San Francisco makes poor, workers pay for budget crisis

The capitalist economic crisis continues to wreck havoc on the lives of poor and working people across the country. The latest attack comes from the city of San Francisco. On Dec. 11, Mayor Gavin Newsom announced $118 million in budget cuts that will result in layoffs of over 400 city workers. According to news reports, the city is facing a $575 million budget deficit for next year.







San Francisco Mayor Gavin Newsom
San Francisco Mayor Gavin
Newsom should be taxing
corporations, not laying off workers.

Robert Haaland of the Service Employees International Union, which represents city workers, was quoted in the local media stating, “As far as we can tell, the pain is all at the bottom.” Haaland noted that three-quarters of those laid off are direct services providers. The Health Department is facing $26 million in cuts in mental health programs and homeless services.
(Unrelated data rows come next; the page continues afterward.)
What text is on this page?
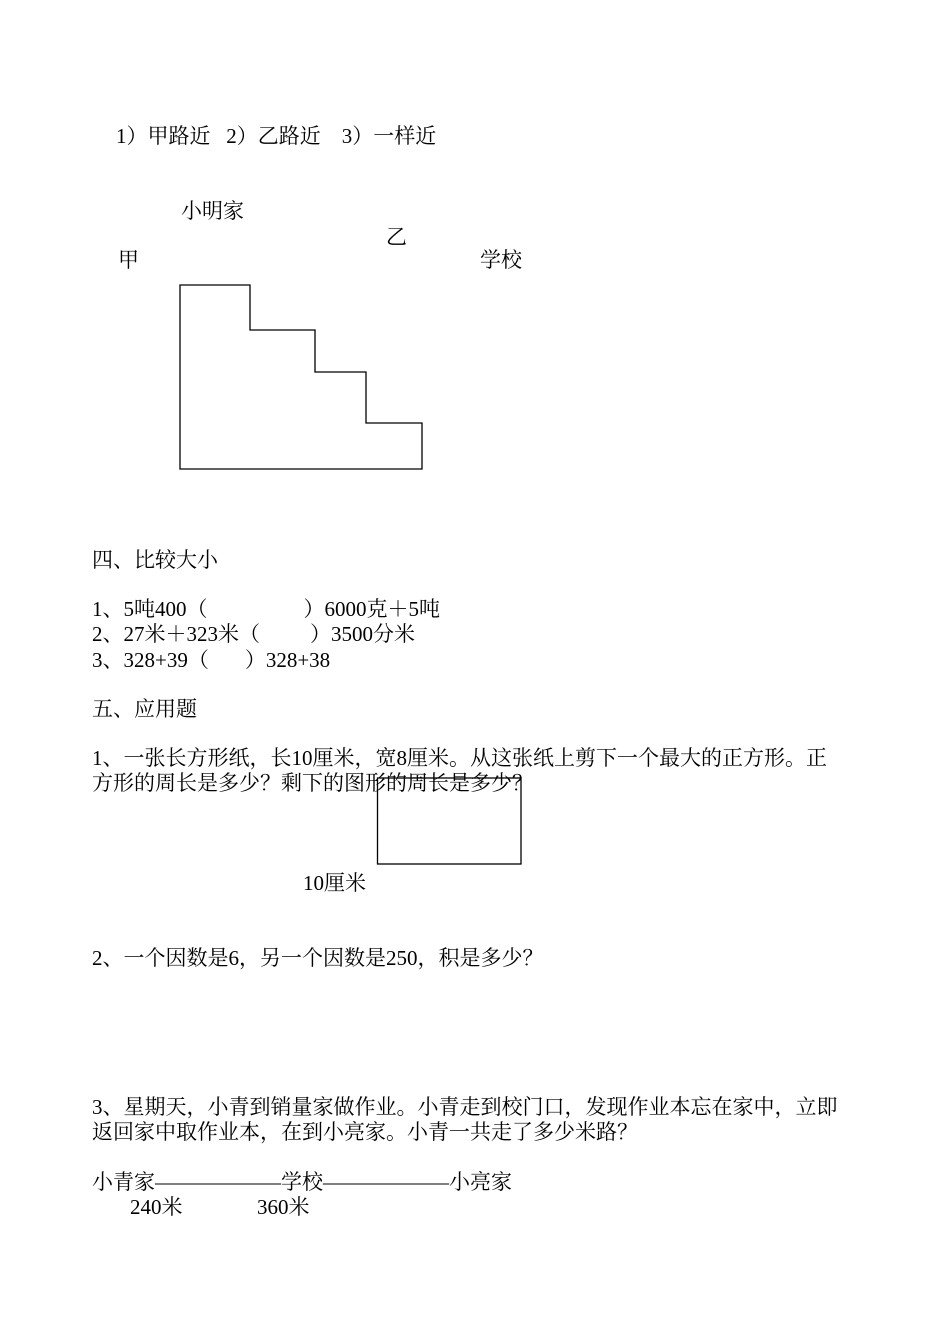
1）甲路近   2）乙路近    3）一样近
小明家
乙
甲	学校
四、比较大小
1、5吨400（	）6000克＋5吨
2、27米＋323米（ ）3500分米
3、328+39（ ）328+38
五、应用题
1、一张长方形纸，长10厘米，宽8厘米。从这张纸上剪下一个最大的正方形。正
方形的周长是多少？剩下的图形的周长是多少？
10厘米
2、一个因数是6，另一个因数是250，积是多少？
3、星期天，小青到销量家做作业。小青走到校门口，发现作业本忘在家中，立即
返回家中取作业本，在到小亮家。小青一共走了多少米路？
小青家——————学校——————小亮家
240米	360米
The impact of the cuts will hardly affect, if at all, the rich that live in the city and benefit from all city services. It will affect the poor and working class for whom it is becoming more difficult to provide the basic needs for them and their families.


In spite of the disproportionate effect the cuts will have on low-income and working-class people, the business community will continue to benefit from operating in the city while making meager contributions to the city budget. Thirty-two percent of the city budget will go to maintaining the local transit system, the public infrastructure and the airport, without which businesses cannot function.


Instead of cutting services of any kind to the poor and workers of the city, the city should be taxing the corporations that pay only 6 percent of the city budget. These corporations profit twice: first from the labor of the workers and then from infrastructure and services provided by the city—both funded by the disproportionate taxing of the working class.


There are numerous transnational corporations based in San Francisco that have made billions from the local economy as well from global exploitation. A tiny 1 percent surcharge could be levied against these companies to avoid the layoffs and close the budget deficit.


Those corporations and their respective 2007 profits include Del Monte, $169 million; PG&E, $991 million; URS, $113 million; McKesson Corporation, $751 million; and Wells Fargo Bank, $8.4 billion. Taxing these five corporations alone an extra 1 percent would raise $105 million. Other corporations headquartered in San Francisco include Bechtel, Dolby Laboratories, Industrial Light and Magic, Hills Bros., The Sharper Image and VISA.


If all these corporations were taxed proportionately for their use of city services, not only would there be no budget crisis, but the city could greatly expand services, provide free mass transit and improve the quality of life for the hundreds of thousands of workers who live and work in the city. This unhampered looting of city resources by these mega-profiteers shows unambiguously whose interests the government serves in the absence of an organized fight by the workers.